Des abris à insectes

En plus des abeilles, une grande variété d'insectes favorise le développement du Verger.

Le service Parcs et jardins a installé des abris destinés à les attirer, les retenir et leur offrir un gîte leur permettant d’hiverner et de se reproduire. Ces refuges en bois de mélèze, naturellement imputrescible, sont agrémentés de briques creuses, de paille, de rondins de bois, de bambou… pour recréer les milieux de vie des précieuses petites bêtes. Les endroits choisis sont assez calmes, à l'écart des allées et venues. Aux alentours, les fleurs semées sur les parterres offrent aux insectes un accès facile à leur nourriture.

Placés au Verger pédagogique, les abris permettent d’éviter le recours aux pesticides pour la protection des arbres fruitiers. C’est un véritable biotope qui peut ainsi se développer, en favorisant la biodiversité locale par le rétablissement de l'équilibre de la chaîne alimentaire.

A essayer chez soi !

Sans forcement acheter d’abris en bois, on peut multiplier les petits abris naturels dans son jardin, en abandonnant à la faune quelques fagots de branches, un tas de pierre ou un carré d'herbes hautes. Quelques petits gestes encourageront les insectes bénéfiques à s'installer : espacer les tontes l’été, laisser autant que possible les feuilles mortes au sol, consacrer une petite place à la flore sauvage, et surtout éviter l'usage de produits chimiques. Certes ces lieux de vie naturels pour les insectes sont toutefois plus facilement envisageables à la campagne, dans les grands jardins. Mais l'expérience mérite d'être tentée même pour les petits jardins citadins.

 

Quelques espèces de ces inestimables alliés...

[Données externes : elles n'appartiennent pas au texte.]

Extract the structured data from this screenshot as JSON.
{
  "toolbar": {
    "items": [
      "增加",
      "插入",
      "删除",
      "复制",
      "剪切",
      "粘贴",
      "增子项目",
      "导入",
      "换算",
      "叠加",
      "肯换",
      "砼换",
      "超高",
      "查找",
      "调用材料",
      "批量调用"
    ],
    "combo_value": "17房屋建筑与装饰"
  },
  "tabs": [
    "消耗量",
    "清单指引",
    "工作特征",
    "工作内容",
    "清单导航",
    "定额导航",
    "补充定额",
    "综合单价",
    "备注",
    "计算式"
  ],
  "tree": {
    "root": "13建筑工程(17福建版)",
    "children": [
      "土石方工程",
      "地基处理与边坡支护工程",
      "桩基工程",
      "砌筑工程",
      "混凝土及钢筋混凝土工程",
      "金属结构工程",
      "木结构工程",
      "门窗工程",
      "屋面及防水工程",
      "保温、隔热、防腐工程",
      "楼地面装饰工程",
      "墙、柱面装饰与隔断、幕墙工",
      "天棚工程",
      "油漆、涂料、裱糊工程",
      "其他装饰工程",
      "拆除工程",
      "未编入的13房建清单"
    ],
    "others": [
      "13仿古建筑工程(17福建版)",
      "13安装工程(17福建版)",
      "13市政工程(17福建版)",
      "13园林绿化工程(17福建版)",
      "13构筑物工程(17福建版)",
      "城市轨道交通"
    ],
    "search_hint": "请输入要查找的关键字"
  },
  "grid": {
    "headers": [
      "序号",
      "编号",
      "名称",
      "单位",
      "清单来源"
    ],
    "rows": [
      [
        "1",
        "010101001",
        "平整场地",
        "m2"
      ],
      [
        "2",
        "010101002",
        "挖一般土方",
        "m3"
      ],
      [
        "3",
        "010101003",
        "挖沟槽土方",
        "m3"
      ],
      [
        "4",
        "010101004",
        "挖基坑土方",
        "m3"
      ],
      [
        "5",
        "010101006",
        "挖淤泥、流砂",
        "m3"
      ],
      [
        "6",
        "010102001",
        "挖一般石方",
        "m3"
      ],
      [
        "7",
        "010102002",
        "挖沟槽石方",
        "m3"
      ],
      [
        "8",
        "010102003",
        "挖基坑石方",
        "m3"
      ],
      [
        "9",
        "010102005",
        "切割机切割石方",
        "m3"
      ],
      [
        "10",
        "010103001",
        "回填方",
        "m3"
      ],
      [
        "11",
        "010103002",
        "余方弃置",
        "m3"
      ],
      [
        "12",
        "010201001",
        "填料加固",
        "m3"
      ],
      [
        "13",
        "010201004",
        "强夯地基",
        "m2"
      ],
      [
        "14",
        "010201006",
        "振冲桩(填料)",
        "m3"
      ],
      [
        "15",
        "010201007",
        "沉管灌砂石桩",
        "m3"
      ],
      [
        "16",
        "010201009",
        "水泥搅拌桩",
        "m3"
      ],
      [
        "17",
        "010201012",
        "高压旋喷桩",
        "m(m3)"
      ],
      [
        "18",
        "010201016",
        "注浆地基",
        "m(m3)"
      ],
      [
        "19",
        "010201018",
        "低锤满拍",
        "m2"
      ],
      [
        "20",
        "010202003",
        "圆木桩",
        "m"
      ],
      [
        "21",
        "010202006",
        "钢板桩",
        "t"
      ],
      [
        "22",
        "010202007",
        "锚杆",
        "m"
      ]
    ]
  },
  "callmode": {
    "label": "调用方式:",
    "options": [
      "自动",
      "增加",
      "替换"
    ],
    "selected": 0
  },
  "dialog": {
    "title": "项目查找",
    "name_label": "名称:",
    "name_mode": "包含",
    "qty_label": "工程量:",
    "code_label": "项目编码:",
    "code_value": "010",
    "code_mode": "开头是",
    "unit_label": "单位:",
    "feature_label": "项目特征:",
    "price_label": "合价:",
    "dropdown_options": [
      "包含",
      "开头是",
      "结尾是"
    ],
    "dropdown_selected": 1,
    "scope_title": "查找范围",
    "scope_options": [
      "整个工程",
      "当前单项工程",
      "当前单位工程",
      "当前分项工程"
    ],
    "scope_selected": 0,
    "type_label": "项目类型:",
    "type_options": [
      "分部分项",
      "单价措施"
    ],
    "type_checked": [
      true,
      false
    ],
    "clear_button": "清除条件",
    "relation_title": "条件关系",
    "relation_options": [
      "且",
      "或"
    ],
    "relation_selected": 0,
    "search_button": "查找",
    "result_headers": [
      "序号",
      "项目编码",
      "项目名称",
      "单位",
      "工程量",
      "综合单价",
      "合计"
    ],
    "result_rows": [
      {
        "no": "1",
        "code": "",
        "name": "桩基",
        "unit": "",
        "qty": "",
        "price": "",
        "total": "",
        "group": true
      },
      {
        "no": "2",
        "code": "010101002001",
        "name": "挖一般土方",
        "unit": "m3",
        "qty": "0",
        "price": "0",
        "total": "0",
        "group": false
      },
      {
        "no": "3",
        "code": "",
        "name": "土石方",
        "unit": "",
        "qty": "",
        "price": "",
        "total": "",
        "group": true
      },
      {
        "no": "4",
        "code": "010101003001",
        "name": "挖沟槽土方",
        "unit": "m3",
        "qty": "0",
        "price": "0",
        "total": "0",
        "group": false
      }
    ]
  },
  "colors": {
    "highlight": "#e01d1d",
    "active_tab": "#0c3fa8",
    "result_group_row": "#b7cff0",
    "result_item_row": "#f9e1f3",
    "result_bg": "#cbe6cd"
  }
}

Les coccinelles sont de grandes prédatrices de pucerons.

Les syrphes ressemblent à des guêpes, mais ils font partie de la famille des mouches : on les identifie facilement à leur vol stationnaire au-dessus des fleurs à butiner. La larve se nourrit de pucerons et l’adulte assure la pollinisation.

Les carabes sont souvent confondus avec les scarabées. Leurs larves sont de grandes dévoreuses de parasites : balanin de la noisette, chenilles de carpocapse...

Les forficules (perce-oreilles) vivent la nuit et se cachent le jour dans des refuges humides. Principalement végétariens, ils se régalent également des pucerons et des psylles du poirier.

Les chrysopes, la mouche aux yeux d’or, sont des carnassières féroces : en 15 jours de croissance, elles consomment jusqu’à 600 pucerons et 1000 acariens ou araignées rouges, mais aussi de jeunes chenilles, des aleurodes, des thrips, des cochenilles farineuses...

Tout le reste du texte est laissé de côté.